Mr Temer’s plans for the spending cap and the expected reform to rein in spending on pensions have been welcomed by investors. The markets consider the measures essential to rolling back a widening budget deficit and restoring growth in an economy that is facing its worst downturn in more than a century.
The problem is that many voters view Mr Temer and his centrist Brazilian Democratic Movement Party (PMDB) as part of a political class tainted by a sweeping corruption probe at state-owned oil company Petrobras.
The Petrobras scandal helped bring down Ms Rousseff and her former ruling Workers’ Party (PT). The PMDB and Mr Temer have also been implicated but have denied wrongdoing.
In a survey by Ibope, the market research company, just 14 per cent of voters judged Mr Temer’s government as good or great, compared with 13 per cent before the impeachment.

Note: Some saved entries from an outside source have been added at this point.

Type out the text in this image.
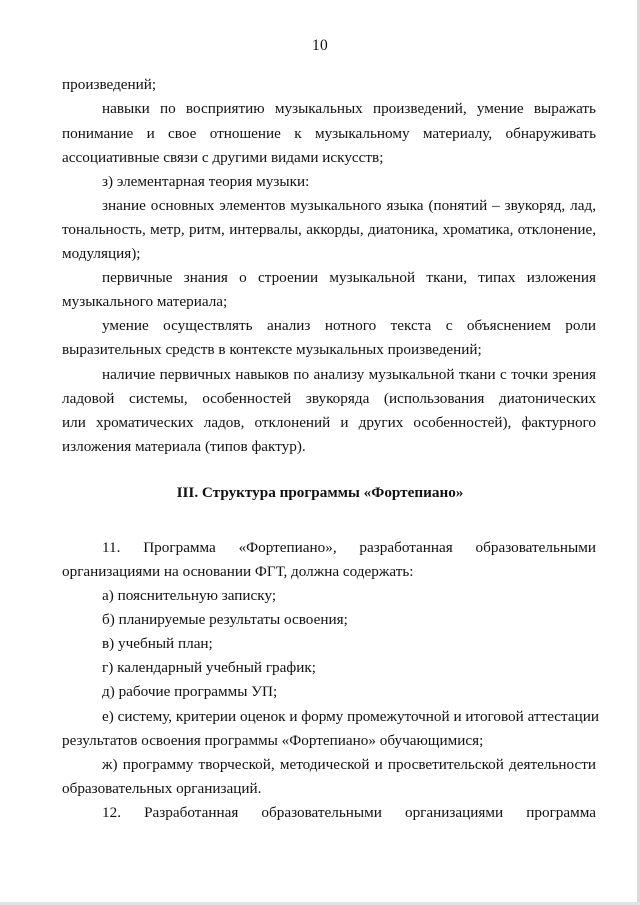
10
произведений;
навыки по восприятию музыкальных произведений, умение выражать
понимание и свое отношение к музыкальному материалу, обнаруживать
ассоциативные связи с другими видами искусств;
з) элементарная теория музыки:
знание основных элементов музыкального языка (понятий – звукоряд, лад,
тональность, метр, ритм, интервалы, аккорды, диатоника, хроматика, отклонение,
модуляция);
первичные знания о строении музыкальной ткани, типах изложения
музыкального материала;
умение осуществлять анализ нотного текста с объяснением роли
выразительных средств в контексте музыкальных произведений;
наличие первичных навыков по анализу музыкальной ткани с точки зрения
ладовой системы, особенностей звукоряда (использования диатонических
или хроматических ладов, отклонений и других особенностей), фактурного
изложения материала (типов фактур).
11. Программа «Фортепиано», разработанная образовательными
организациями на основании ФГТ, должна содержать:
а) пояснительную записку;
б) планируемые результаты освоения;
в) учебный план;
г) календарный учебный график;
д) рабочие программы УП;
е) систему, критерии оценок и форму промежуточной и итоговой аттестации
результатов освоения программы «Фортепиано» обучающимися;
ж) программу творческой, методической и просветительской деятельности
образовательных организаций.
12. Разработанная образовательными организациями программа
III. Структура программы «Фортепиано»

Those who saw it as bad or terrible remained unchanged at 39 per cent.
Perhaps aware of the need to sell his reforms better, Mr Temer has given a series of radio interviews to explain his policies.
His government also took out advertisements in leading newspapers under the headline: “Let’s pull Brazil out of the red and start growing again” — the red being a pun on the colour of Ms Rousseff’s party.
The hope for Mr Temer is that he may be able to keep public opinion on his side by showing a gradual improvement in the economy. If he can pass the limit on spending this year, that might spur greater investment, which in turn would smooth the way for the social security reform.
“I think the government has a strategy. It seems to make sense,” said Carlos Melo, a professor at the Insper business school.
Indeed, there are signs that while voters may not like the government, they know the country’s problems are serious and are prepared to give Mr Temer a chance to try his reforms.
“He’s a bit dry but that doesn’t mean he might not be a good president,” said Ana Maria Pestana Pupo, a secretary in São Paulo. “It’s too early to judge. Come back and ask me in a few months.”